# Runge-Kutta method for a system, using MATLAB

• Dec 10th 2011, 12:32 AM
alexmahone
Runge-Kutta method for a system, using MATLAB
An initial value problem and its exact solution are given. Use the Runge-Kutta method with step sizes $\displaystyle h=0.1$ and $\displaystyle h=0.05$ to approximate the values $\displaystyle x(1)$ and $\displaystyle y(1)$. Compare the approximations with the actual values.

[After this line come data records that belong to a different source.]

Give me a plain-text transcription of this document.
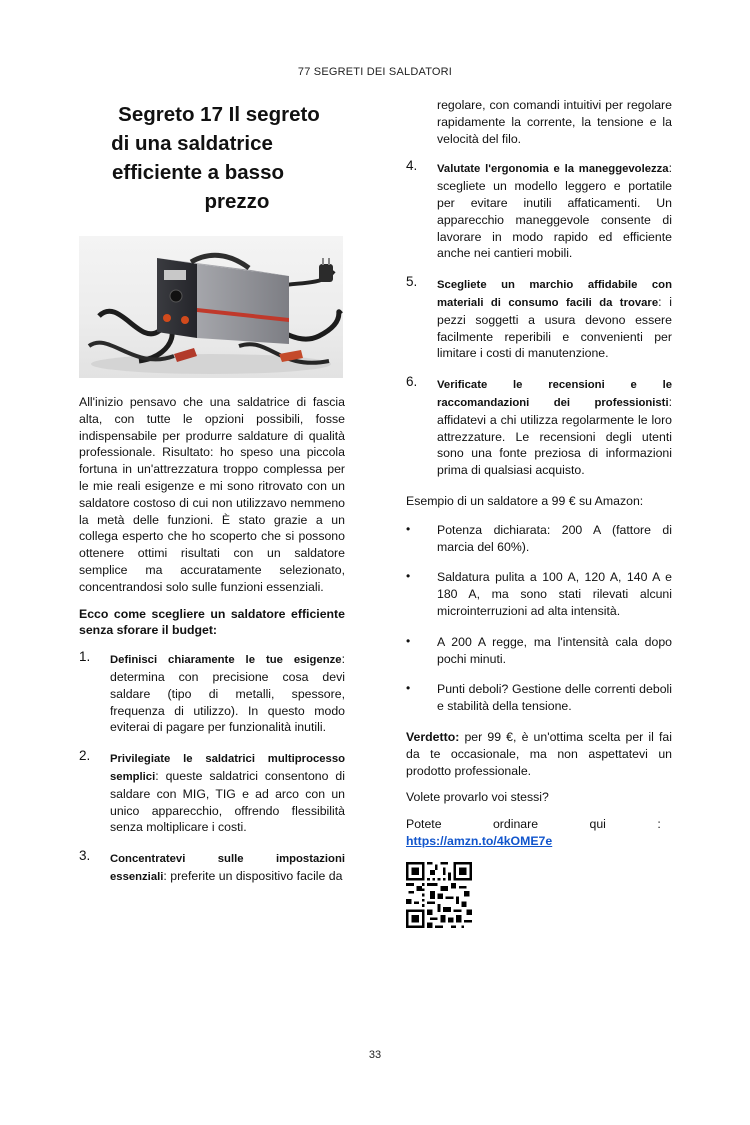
77 SEGRETI DEI SALDATORI
Segreto 17 Il segreto
di una saldatrice
efficiente a basso
prezzo

All'inizio pensavo che una saldatrice di fascia alta, con tutte le opzioni possibili, fosse indispensabile per produrre saldature di qualità professionale. Risultato: ho speso una piccola fortuna in un'attrezzatura troppo complessa per le mie reali esigenze e mi sono ritrovato con un saldatore costoso di cui non utilizzavo nemmeno la metà delle funzioni. È stato grazie a un collega esperto che ho scoperto che si possono ottenere ottimi risultati con un saldatore semplice ma accuratamente selezionato, concentrandosi solo sulle funzioni essenziali.

Ecco come scegliere un saldatore efficiente senza sforare il budget:

1. Definisci chiaramente le tue esigenze: determina con precisione cosa devi saldare (tipo di metalli, spessore, frequenza di utilizzo). In questo modo eviterai di pagare per funzionalità inutili.
2. Privilegiate le saldatrici multiprocesso semplici: queste saldatrici consentono di saldare con MIG, TIG e ad arco con un unico apparecchio, offrendo flessibilità senza moltiplicare i costi.
3. Concentratevi sulle impostazioni essenziali: preferite un dispositivo facile da

regolare, con comandi intuitivi per regolare rapidamente la corrente, la tensione e la velocità del filo.

4. Valutate l'ergonomia e la maneggevolezza: scegliete un modello leggero e portatile per evitare inutili affaticamenti. Un apparecchio maneggevole consente di lavorare in modo rapido ed efficiente anche nei cantieri mobili.
5. Scegliete un marchio affidabile con materiali di consumo facili da trovare: i pezzi soggetti a usura devono essere facilmente reperibili e convenienti per limitare i costi di manutenzione.
6. Verificate le recensioni e le raccomandazioni dei professionisti: affidatevi a chi utilizza regolarmente le loro attrezzature. Le recensioni degli utenti sono una fonte preziosa di informazioni prima di qualsiasi acquisto.

Esempio di un saldatore a 99 € su Amazon:

• Potenza dichiarata: 200 A (fattore di marcia del 60%).
• Saldatura pulita a 100 A, 120 A, 140 A e 180 A, ma sono stati rilevati alcuni microinterruzioni ad alta intensità.
• A 200 A regge, ma l'intensità cala dopo pochi minuti.
• Punti deboli? Gestione delle correnti deboli e stabilità della tensione.

Verdetto: per 99 €, è un'ottima scelta per il fai da te occasionale, ma non aspettatevi un prodotto professionale.

Volete provarlo voi stessi?

Potete ordinare qui :
https://amzn.to/4kOME7e

33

$\displaystyle x'=-x-y-(1+t^3)e^{-t}$, $\displaystyle x(0)=0$,

$\displaystyle y'=-x-y-(t-3t^2)e^{-t}$, $\displaystyle y(0)=1$;

$\displaystyle x(t)=e^{-t}(\sin t-t)$, $\displaystyle y(t)=e^{-t}(\cos t+t^3)$

Code:

A=[-1 -1;-1 -1]; f=inline('-exp(-t)*[1+t^3;t-3*t^2]'); t=0; t1=1; x=[0;1]; h=0.1; n=(t1-t)/h; for i=1:n     k1=A*x+f(t);     k2=A*(x+h*k1/2)+f(t+1/2*h);     k3=A*(x+h*k2/2)+f(t+1/2*h);     k4=A*(x+h*k3)+f(t+h);     k=(k1+2*k2+2*k3+k4)/6;     t=t+h;     x=x+h*k; end h x t=0; x=[0;1]; h=0.05; n=(t1-t)/h; for i=1:n     k1=A*x+f(t);     k2=A*(x+h*k1/2)+f(t+1/2*h);     k3=A*(x+h*k2/2)+f(t+1/2*h);     k4=A*(x+h*k3)+f(t+h);     k=(k1+2*k2+2*k3+k4)/6;     t=t+h;     x=x+h*k; end h x disp('Actual values:') x=[exp(-1)*(sin(1)-1);exp(-1)*(cos(1)+1)]
The output is:

Code:

h =     0.1000 x =   -0.9904     0.9732 h =     0.0500 x =   -0.9904     0.9732 Actual values: x =   -0.0583     0.5666
My Runge-Kutta approximations don't tally with the actual values. Where have I gone wrong?
• Dec 10th 2011, 01:13 AM
alexmahone
Re: Runge-Kutta method for a system, using MATLAB
There's probably a mistake in the question: the 1st DE should be $\displaystyle x'=-x+y-(1+t^3)e^{-t}$. After making that change, I get the correct answer.